Le défi majeur auquel notre pays fait face aujourd'hui est la crise de gouvernance. Les élections et la mise sur pied des institutions
légitimes sont des étapes importantes, mais elles ne peuvent être crédibles aux yeux du peuple qu'à partir du moment où ceux qui les
animent le font en toute rigueur, honnêteté et efficacité.

Les conflits, les mouvements sociaux, le chômage frisant les 90%, l'insécurité juridique, l'insécurité physique, la violation des droits
humains, les intimidations, menaces, arrestations arbitraires, tortures, assassinats, et autres méthodes répressives d'une autre
époque, l'inapplicabilité des lois, le manque de transparence dans la gestion de la chose publique, la fraude et la corruption à grande
échelle, l'impunité, les retombées de l'exploitation des ressources naturelles qui ne profitent qu'à une poignée de personnes « aux
affaires » alors que la grande majorité de la population vit au seuil de la pauvreté, etc., la liste qui explique les souffrances de nos
populations est longue !   

Que ce soit au Nord et au Sud Kivu, dans le Bas-Congo, à Kinshasa, à Mbuji-Mayi   ou à Bunia, le constat que nous sommes obligés
de faire est celui d'une perte de confiance.  Le peuple qui avait placé tant d'espoirs dans le processus de paix et les élections est en
proie à la déception et aux frustrations, malade de la crise de gouvernance.  Il ne s'agit pas d'une question de moyens, mais de
l'utilisation à bon escient et dans l'intérêt du peuple des moyens disponibles.   Cette réalité dure doit nous interpeller au plus haut
point, car le peuple nous regarde aujourd'hui et nous juge aussi.  L'exigence d'une gouvernance saine, transparente et dans le respect
strict de la Loi seul peut nous sortir d'une crise qui certes prend des formes spécifiques dans les Kivus mais qui trouve écho à travers
toute la République.

Cette exigence d'une gouvernance responsable et de droit est également celle de la Communauté d'Investisseurs, nationale et
internationale.   En effet, les cas du manque de garantie d'une sécurité juridique ou même physique de l'investissement sont légions
en RDC :  il s'agit entre autres de pratiques illégales et criminelles tels que la spoliation des propriétés et biens privés, les pillages, la
récusation des contrats, la destruction des outils de travail, la réquisition des stocks sans compensation, l'occupation anarchique des
propriétés privés, les créances faramineuses non-payés, etc.   Ces actes sont posés en RDC souvent par ceux-là mêmes qui sont
investis de l'autorité publique ou, en complicité avec ceux-ci et un pouvoir judiciaire incapable de garantir le droit.   Les conséquences
qui en découlent sont l'arrêt de l'activité, l'arrêt de la production, la déstabilisation économique, le manque à gagner pour l'économie
nationale en termes de richesses et revenus en devises, le licenciement massif de milliers de travailleurs, etc.   Pire, ces situations ne
sont pas uniquement le fait d'une époque de non-droit lié à la guerre, elles perdurent encore aujourd'hui sous la IIIème République.   
Le cas du Groupe Ngezayo, opérateur économique,  est un cas d'école pour la République Démocratique du Congo.    Est-il
nécessaire de rappeler ici qu'il ne suffit pas de créer des Lois, ou faire des promesses et des déclarations d'assainissement et de
garantie d'un  environnement favorable à l'Investissement ; encore faut-il traduire cela dans les faits.   Nous vivons désormais dans un
monde moderne et globalisé, où la compétition pour attirer les Investissements Directs Etrangers est à son comble.
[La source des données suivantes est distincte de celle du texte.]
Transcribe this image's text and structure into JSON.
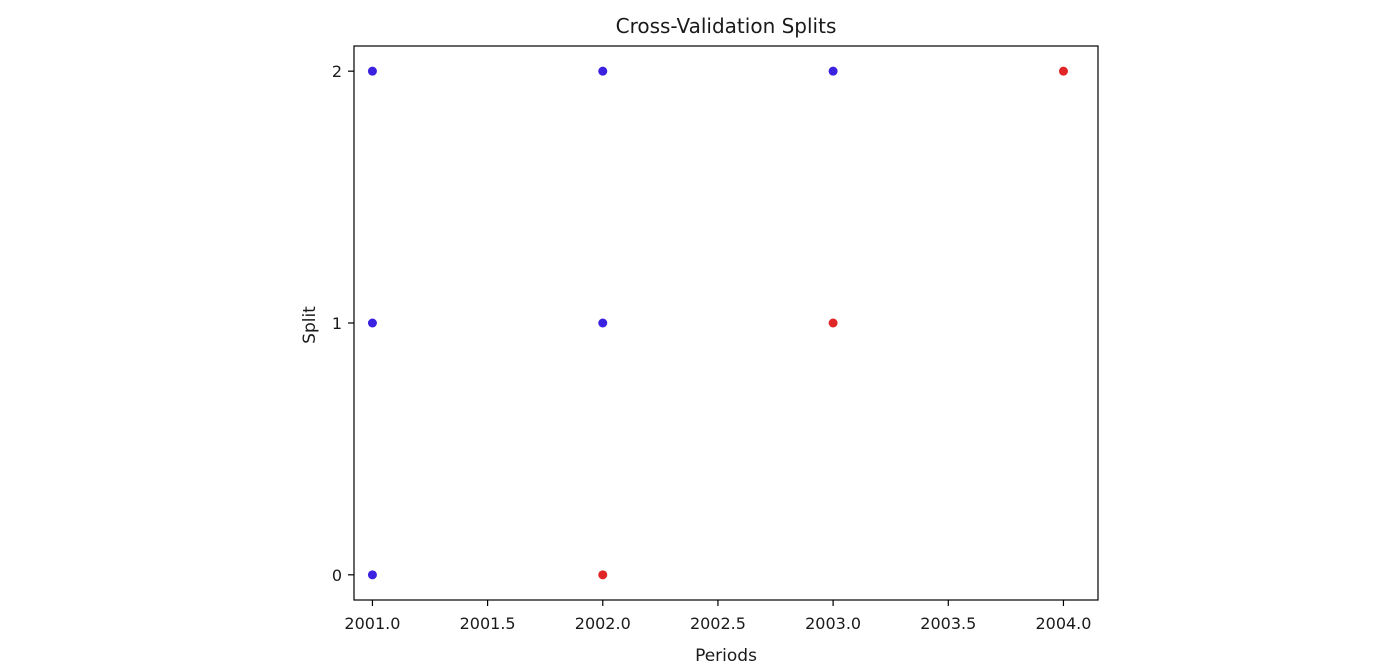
{
  "chart_data": {
    "type": "scatter",
    "title": "Cross-Validation Splits",
    "xlabel": "Periods",
    "ylabel": "Split",
    "xlim": [
      2000.92,
      2004.15
    ],
    "ylim": [
      -0.1,
      2.1
    ],
    "xticks": [
      2001.0,
      2001.5,
      2002.0,
      2002.5,
      2003.0,
      2003.5,
      2004.0
    ],
    "xtick_labels": [
      "2001.0",
      "2001.5",
      "2002.0",
      "2002.5",
      "2003.0",
      "2003.5",
      "2004.0"
    ],
    "yticks": [
      0,
      1,
      2
    ],
    "ytick_labels": [
      "0",
      "1",
      "2"
    ],
    "grid": false,
    "colors": {
      "train": "#3a22e0",
      "test": "#e02626"
    },
    "points": [
      {
        "x": 2001,
        "y": 0,
        "role": "train"
      },
      {
        "x": 2002,
        "y": 0,
        "role": "test"
      },
      {
        "x": 2001,
        "y": 1,
        "role": "train"
      },
      {
        "x": 2002,
        "y": 1,
        "role": "train"
      },
      {
        "x": 2003,
        "y": 1,
        "role": "test"
      },
      {
        "x": 2001,
        "y": 2,
        "role": "train"
      },
      {
        "x": 2002,
        "y": 2,
        "role": "train"
      },
      {
        "x": 2003,
        "y": 2,
        "role": "train"
      },
      {
        "x": 2004,
        "y": 2,
        "role": "test"
      }
    ]
  }
}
Dans ce monde
hautement compétitif, seuls les actes comptent.   Pour attirer réellement l'Investissement en RDC, notre pays doit sécuriser ceux qui y
ont investit - les nationaux au même titre que les internationaux - car ce n'est qu'à ce titre que notre pays cessera d'être pointé comme
un lieu peu sur pour l'Investissement et deviendra la destination privilégiée des investissements en Afrique, restaurant ainsi la
confiance dans le chef des Investisseurs.
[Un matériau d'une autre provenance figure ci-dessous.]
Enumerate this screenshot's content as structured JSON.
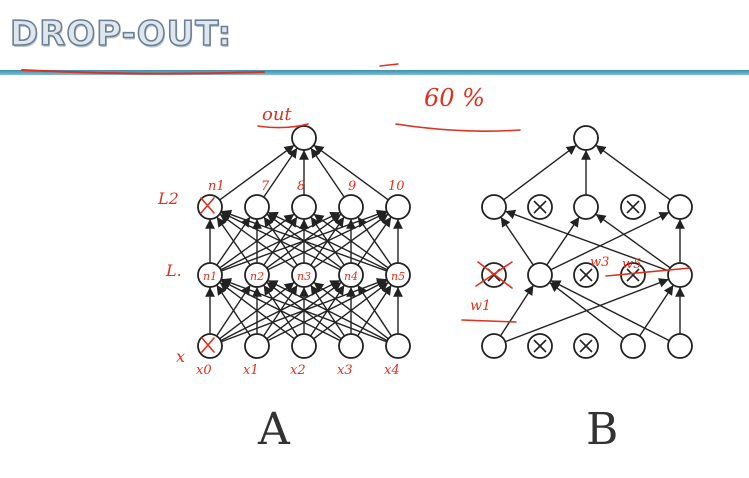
{
  "title": "DROP-OUT:",
  "labels": {
    "a": "A",
    "b": "B"
  },
  "annotations": {
    "out": "out",
    "rate": "60 %",
    "layer2": "L2",
    "layer1": "L.",
    "input": "x",
    "top_node_marks": [
      "n1",
      "7",
      "8",
      "9",
      "10"
    ],
    "hidden_node_marks": [
      "n1",
      "n2",
      "n3",
      "n4",
      "n5"
    ],
    "input_names": [
      "x0",
      "x1",
      "x2",
      "x3",
      "x4"
    ],
    "weights": [
      "w3",
      "w5",
      "w1"
    ]
  },
  "colors": {
    "ink": "#222222",
    "annotation": "#e0301e",
    "rule": "#3b8fae",
    "title_fill": "#dfe6ee"
  }
}
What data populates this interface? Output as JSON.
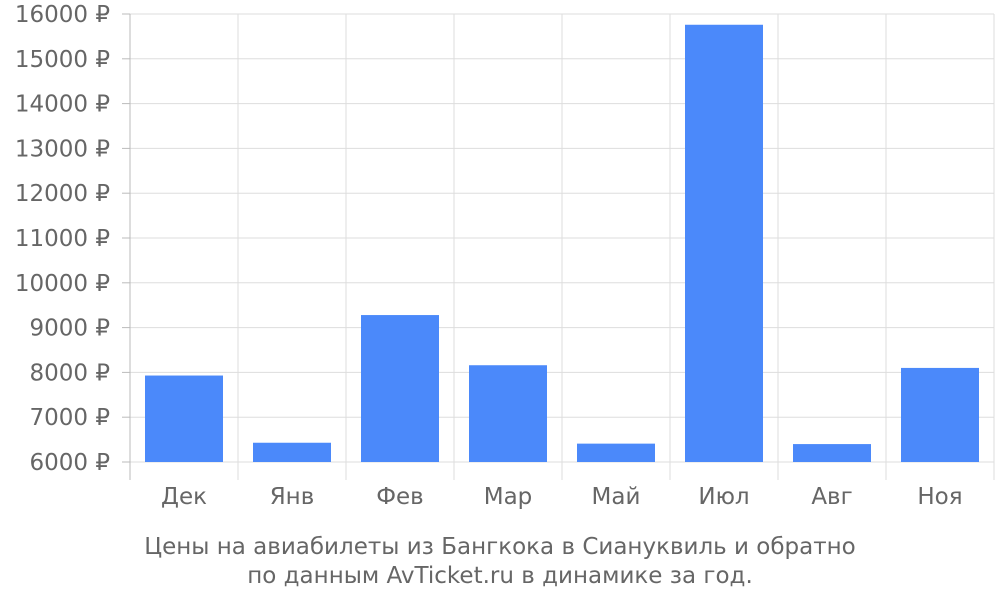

C'est pourquoi, si nous voulons faire de la Conférence sur la Paix, la Sécurité et le Développement un succès réel et tangible, cette
rencontre et le travail à accomplir devrait servir, pour l'Etat Congolais, de point de départ pour fixer les règles d'un nouvel ordre politique
par  une gestion nouvelle, une gouvernance responsable dans l'engagement et dans les actes.

Pour ce faire, permettez-moi d'apporter ici, et de manière très brève, ma petite contribution, fruit de ma connaissance du terrain et
expérience avérée dans la gestion des hommes et des ressources au profit du développement économique de mon pays et à
l'amélioration du niveau de vie de mes concitoyens.  

Ces quelques pistes de solutions viennent s'ajouter à la réflexion nationale afin de doter l'Etat et toutes les institutions nationales et
internationales partenaires des voies de sortie de crise, mais encore et surtout des moyens de redonner confiance au Peuple
Congolais.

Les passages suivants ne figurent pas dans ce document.